There is usually only one reason to hide something — you do it when you have something to hide.

So when a proposal to get the state’s electric ratepayers to pay higher-than-market prices for power from an experimental offshore wind project comes sealed from public view, it’s natural to wonder why.

That the proposal comes from a partnership involving the University of Maine, a taxpayer-funded institution, makes it even more curious. The public can pay for the research and pay for the electricity, but it can’t be trusted with the details of the plan?

These questions are more urgent because of the roundabout way that the university’s proposal was even able to enter the competition for this demonstration project. It was the result of a late-night deal in the last hours of the legislative session in which a comprehensive energy bill designed to move more natural gas into the state and finance energy-efficiency projects was held up by a demand from the governor’s office.

The governor insisted on an amendment that would reopen a competition for an ocean wind project that had already been won by the Norwegian energy developer Statoil. After the amendment passed, Statoil put its plans on hold, and may not be interested in developing in Maine, regardless of the outcome of the reopened competition.

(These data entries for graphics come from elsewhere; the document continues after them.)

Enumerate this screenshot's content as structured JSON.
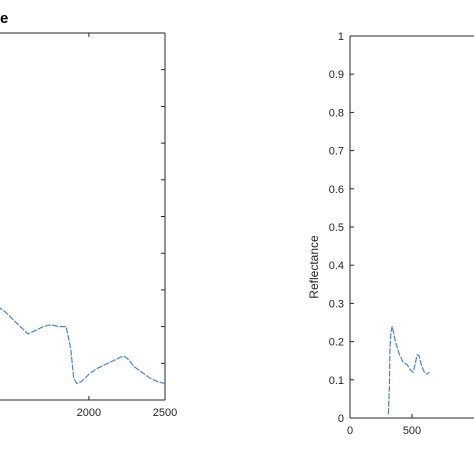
{
  "chart_data": [
    {
      "type": "line",
      "title": "e",
      "xlabel": "",
      "ylabel": "",
      "xlim": [
        1350,
        2500
      ],
      "ylim": [
        0,
        1
      ],
      "x_ticks": [
        "2000",
        "2500"
      ],
      "series": [
        {
          "color": "#4a86c8",
          "x": [
            1350,
            1400,
            1450,
            1500,
            1550,
            1600,
            1650,
            1700,
            1750,
            1800,
            1850,
            1880,
            1900,
            1920,
            1950,
            2000,
            2050,
            2100,
            2150,
            2200,
            2230,
            2260,
            2300,
            2350,
            2400,
            2450,
            2500
          ],
          "y": [
            0.26,
            0.255,
            0.24,
            0.22,
            0.2,
            0.18,
            0.19,
            0.2,
            0.205,
            0.2,
            0.2,
            0.14,
            0.06,
            0.045,
            0.05,
            0.07,
            0.085,
            0.095,
            0.105,
            0.115,
            0.12,
            0.11,
            0.09,
            0.075,
            0.06,
            0.05,
            0.045
          ]
        }
      ]
    },
    {
      "type": "line",
      "title": "",
      "xlabel": "",
      "ylabel": "Reflectance",
      "xlim": [
        0,
        1000
      ],
      "ylim": [
        0,
        1
      ],
      "x_ticks": [
        "0",
        "500"
      ],
      "y_ticks": [
        "0",
        "0.1",
        "0.2",
        "0.3",
        "0.4",
        "0.5",
        "0.6",
        "0.7",
        "0.8",
        "0.9",
        "1"
      ],
      "series": [
        {
          "color": "#4a86c8",
          "x": [
            310,
            318,
            322,
            330,
            340,
            350,
            370,
            400,
            430,
            460,
            490,
            510,
            525,
            540,
            555,
            570,
            585,
            600,
            620,
            640
          ],
          "y": [
            0.01,
            0.08,
            0.18,
            0.225,
            0.24,
            0.225,
            0.195,
            0.165,
            0.145,
            0.14,
            0.125,
            0.12,
            0.14,
            0.165,
            0.165,
            0.145,
            0.13,
            0.12,
            0.115,
            0.12
          ]
        }
      ]
    }
  ]
}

It may ultimately make sense to pick the UMaine project over Statoil’s. Statoil planned to implement and refine a technology it has already established with the world’s first floating offshore wind turbine off the coast of Norway. The turbines used in Maine would be mounted on steel platforms that would be made elsewhere and towed here.

The UMaine project would be developing a technology that would involve concrete platforms manufactured in Maine. If successful, it could create more local jobs and put Maine in the center of a new renewable energy industry. It also could produce less expensive electricity in the long run, making the public investment worthwhile.

But since it is a new approach, it also has a higher risk of failure. Maine ratepayers could fund the research and end up without much to show for it. That’s why it’s important that the public understand what is being proposed to the Public Utilities Commission and the factors that the commissioners are weighing.

UMaine has private-sector partners and is dealing with new technology that may involve trade secrets. There may be good reasons to embargo parts of the report, but there is no good reason to embargo all of it. The public deserves to know what it may be buying, and competitors need to know that the process is fair.

UMaine and its partners got a second chance at this contract thanks to some behind-the-scenes political dealing. It is incumbent on the university to show that if it wins this competition, it is because the university’s proposal is the better choice for Maine taxpayers and electric ratepayers and not because the fix was in.

UMaine’s plan may well be the better alternative. But it doesn’t help build confidence in the bidding process when the university acts as if it has something to hide.